Here’s the part of this story that is very, very us.

I was just starting to come out of anesthesia – that foggy, surreal stretch where you’re not quite sure what’s real – when I pulled up our barn cameras and saw that our Guernsey doe, Seelie, had officially gone into labor. At home. Three hours away. While I was on the operating table.

This was Seelie’s first freshening, and we’d been a little anxious about leaving during kidding season. But the timing of the surgery wasn’t something we could move around, and honestly, you can’t plan around goats. You just can’t.
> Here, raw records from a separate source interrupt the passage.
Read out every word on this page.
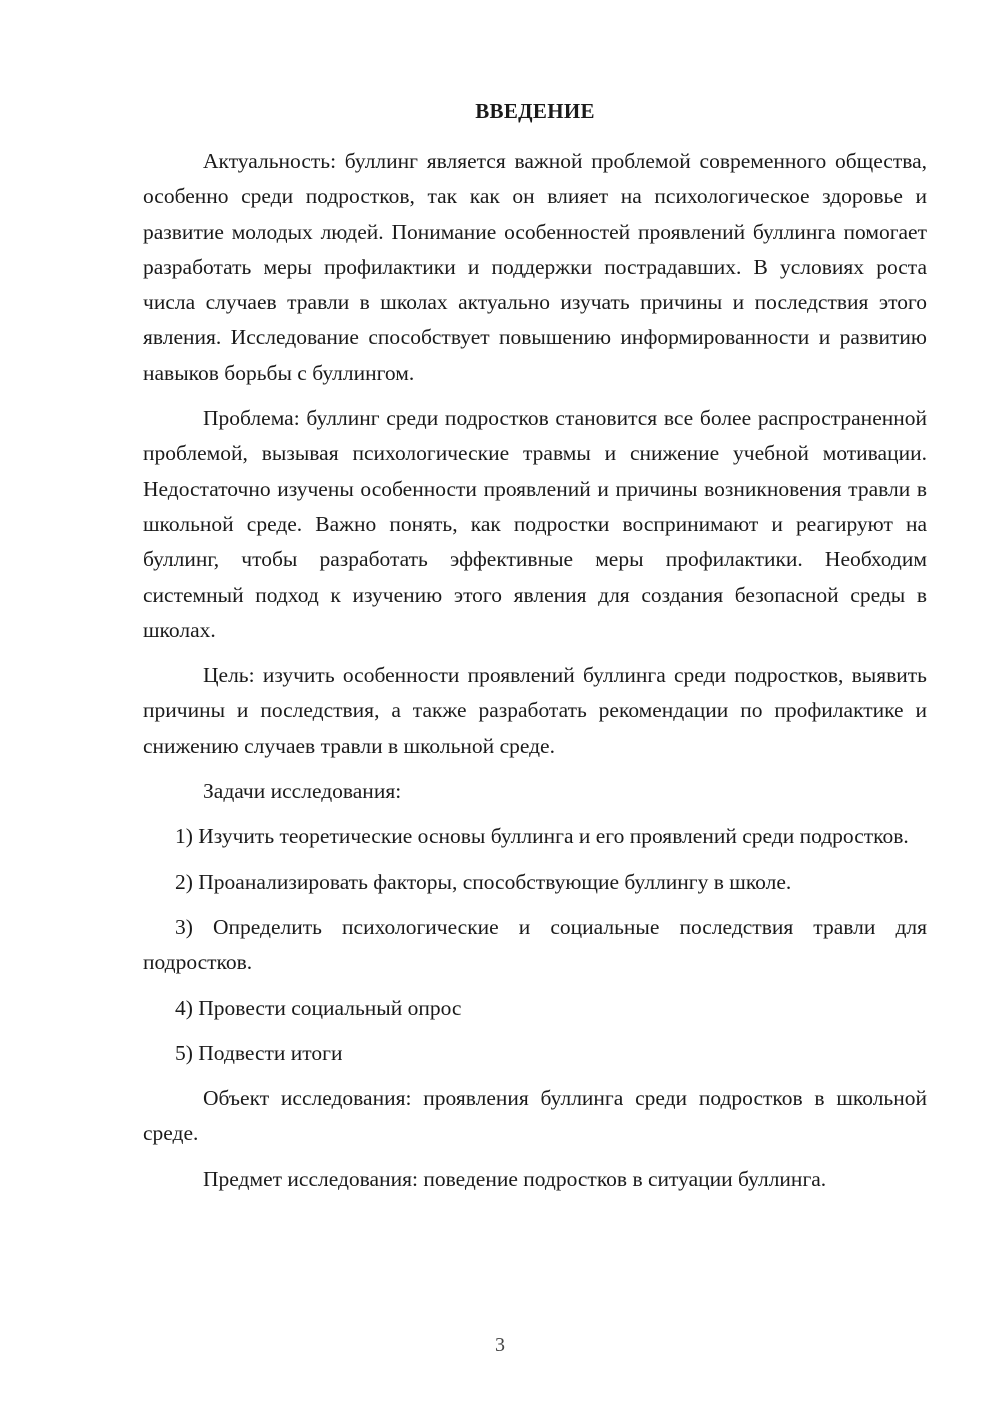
ВВЕДЕНИЕ

Актуальность: буллинг является важной проблемой современного общества, особенно среди подростков, так как он влияет на психологическое здоровье и развитие молодых людей. Понимание особенностей проявлений буллинга помогает разработать меры профилактики и поддержки пострадавших. В условиях роста числа случаев травли в школах актуально изучать причины и последствия этого явления. Исследование способствует повышению информированности и развитию навыков борьбы с буллингом.

Проблема: буллинг среди подростков становится все более распространенной проблемой, вызывая психологические травмы и снижение учебной мотивации. Недостаточно изучены особенности проявлений и причины возникновения травли в школьной среде. Важно понять, как подростки воспринимают и реагируют на буллинг, чтобы разработать эффективные меры профилактики. Необходим системный подход к изучению этого явления для создания безопасной среды в школах.

Цель: изучить особенности проявлений буллинга среди подростков, выявить причины и последствия, а также разработать рекомендации по профилактике и снижению случаев травли в школьной среде.

Задачи исследования:

1) Изучить теоретические основы буллинга и его проявлений среди подростков.

2) Проанализировать факторы, способствующие буллингу в школе.

3) Определить психологические и социальные последствия травли для подростков.

4) Провести социальный опрос

5) Подвести итоги

Объект исследования: проявления буллинга среди подростков в школьной среде.

Предмет исследования: поведение подростков в ситуации буллинга.

3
She didn’t need us at all. Both kids came out beautifully, and Seelie took to them like she’d been doing it for years – no intervention, no drama, no frantic calls to a neighbor. She handled it like an absolute pro while her humans were three hours south, one of them still coming out of anesthesia.

It felt like a sign. New life, right on cue. A little reminder that sometimes things go exactly the way they’re supposed to.


We’ll keep updating here as we move through recovery and next steps. Thank you, as always, for following along on the harder parts of this journey – it means more than you know.